Although Knabe was working in Germany over the summer, she also spent those months working on her senior thesis. “Melina created an online testing program, writing the code and creating the tests herself,” said Blythe, who is Knabe’s academic advisor. “When she returned for Fall term, she finalized her proposal for this competition, and it is a beautifully written, well-though-out, well-reasoned project. Other studies have focused on just one language combination, but what’s different in Melina’s approach is that her online test will allow her to target a large variety of bilingual speakers of all ages.”
Knabe has already conducted beta testing of her online survey and expects to go live by early November. She hopes her project will answer several questions: What type of bilingual experience contributes advantageously to executive function? At what age, if at all, is the bilingual advantage robust? Could a directed forgetting paradigm be implemented in bilingualism research? How do inhibitory control, cognitive flexibility and working memory interact across the lifespan of a mono- and bilingual?
She will use her grant money for several different purposes. “The test kits I am using to assess vocabulary and intelligence scores have an associated purchasing cost,” she said. “In addition, I would like to contribute monetarily to the open-source online survey platform I am using. Finally, recruiting participants can be difficult and providing a monetary incentive will help encourage participation.”

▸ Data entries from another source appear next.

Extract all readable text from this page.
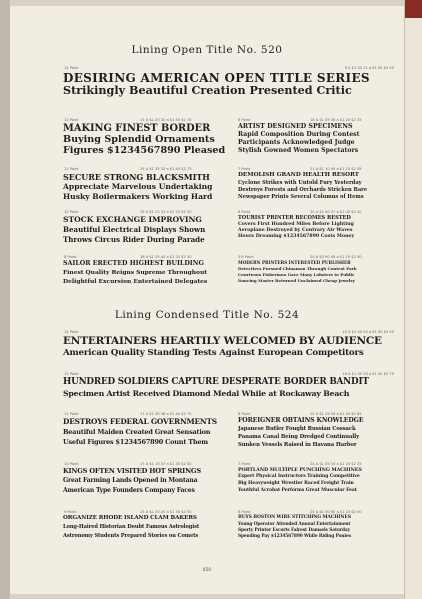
Lining Open Title No. 520
14 Point	9 A $1 35 21 a $1 65 $3 00
DESIRING AMERICAN OPEN TITLE SERIES
Strikingly Beautiful Creation Presented Critic
12 Point	11 A $1 25 32 a $1 50 $2 75
MAKING FINEST BORDER
Buying Splendid Ornaments
Figures $1234567890 Pleased
11 Point	15 A $1 35 32 a $1 45 $2 75
SECURE STRONG BLACKSMITH
Appreciate Marvelous Undertaking
Husky Boilermakers Working Hard
10 Point	15 A $1 25 33 a $1 25 $2 50
STOCK EXCHANGE IMPROVING
Beautiful Electrical Displays Shown
Throws Circus Rider During Parade
8 Point	18 A $1 25 40 a $1 25 $2 50
SAILOR ERECTED HIGHEST BUILDING
Finest Quality Reigns Supreme Throughout
Delightful Excursion Entertained Delegates
6 Point	16 A $1 05 38 a $1 20 $2 25
ARTIST DESIGNED SPECIMENS
Rapid Composition During Contest
Participants Acknowledged Judge
Stylish Gowned Women Spectators
7 Point	21 A $1 10 44 a $1 25 $2 35
DEMOLISH GRAND HEALTH RESORT
Cyclone Strikes with Untold Fury Yesterday
Destroys Forests and Orchards Stricken Bare
Newspaper Prints Several Columns of Items
6 Point	20 A $1 00 47 a $1 00 $2 00
TOURIST PRINTER BECOMES RESTED
Covers First Hundred Miles Before Lighting
Aeroplane Destroyed by Contrary Air Waves
Hours Dreaming $1234567890 Costs Money
5½ Point	20 A $0 90 49 a $1 10 $2 00
MODERN PRINTERS INTERESTED PUBLISHER
Detectives Pursued Chinaman Through Contest Park
Courteous Fishermen Gave Many Lobsters to Public
Dancing Master Returned Unclaimed Cheap Jewelry
Lining Condensed Title No. 524
14 Point	15 A $1 40 29 a $1 60 $3 00
ENTERTAINERS HEARTILY WELCOMED BY AUDIENCE
American Quality Standing Tests Against European Competitors
12 Point	16 A $1 35 33 a $1 40 $2 75
HUNDRED SOLDIERS CAPTURE DESPERATE BORDER BANDIT
Specimen Artist Received Diamond Medal While at Rockaway Beach
11 Point	17 A $1 35 36 a $1 40 $2 75
DESTROYS FEDERAL GOVERNMENTS
Beautiful Maiden Created Great Sensation
Useful Figures $1234567890 Count Them
10 Point	17 A $1 15 37 a $1 35 $2 50
KINGS OFTEN VISITED HOT SPRINGS
Great Farming Lands Opened in Montana
American Type Founders Company Faces
9 Point	25 A $1 20 45 a $1 30 $2 50
ORGANIZE RHODE ISLAND CLAM BAKERS
Long-Haired Historian Doubt Famous Astrologist
Astronomy Students Prepared Stories on Comets
8 Point	25 A $1 25 54 a $1 40 $2 65
FOREIGNER OBTAINS KNOWLEDGE
Japanese Butler Fought Russian Cossack
Panama Canal Being Dredged Continually
Sunken Vessels Raised in Havana Harbor
7 Point	24 A $1 05 54 a $1 20 $2 25
PORTLAND MULTIPLE PUNCHING MACHINES
Expert Physical Instructors Training Competitive
Big Heavyweight Wrestler Raced Freight Train
Youthful Acrobat Performs Great Muscular Feat
6 Point	25 A $1 00 60 a $1 10 $2 00
BUYS BOSTON WIRE STITCHING MACHINES
Young Operator Attended Annual Entertainment
Sporty Printer Escorts Fairest Damsels Saturday
Spending Pay $1234567890 While Riding Ponies
650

Knabe plans to earn a Ph.D. in cognitive and educational psychology and pursue a career teaching in higher education. “I believe that graduate school will allow me to investigate the effect of language on brain structure and function, as well as its rich associations with society and culture,” said Knabe. “Throughout my career as an educator, I hope to extend my research beyond the perimeter of a university. I am passionately interested in working to implement educational policy changes in second-language learning, and I believe graduate studies will help me conduct applied research on complex questions of broader significance.”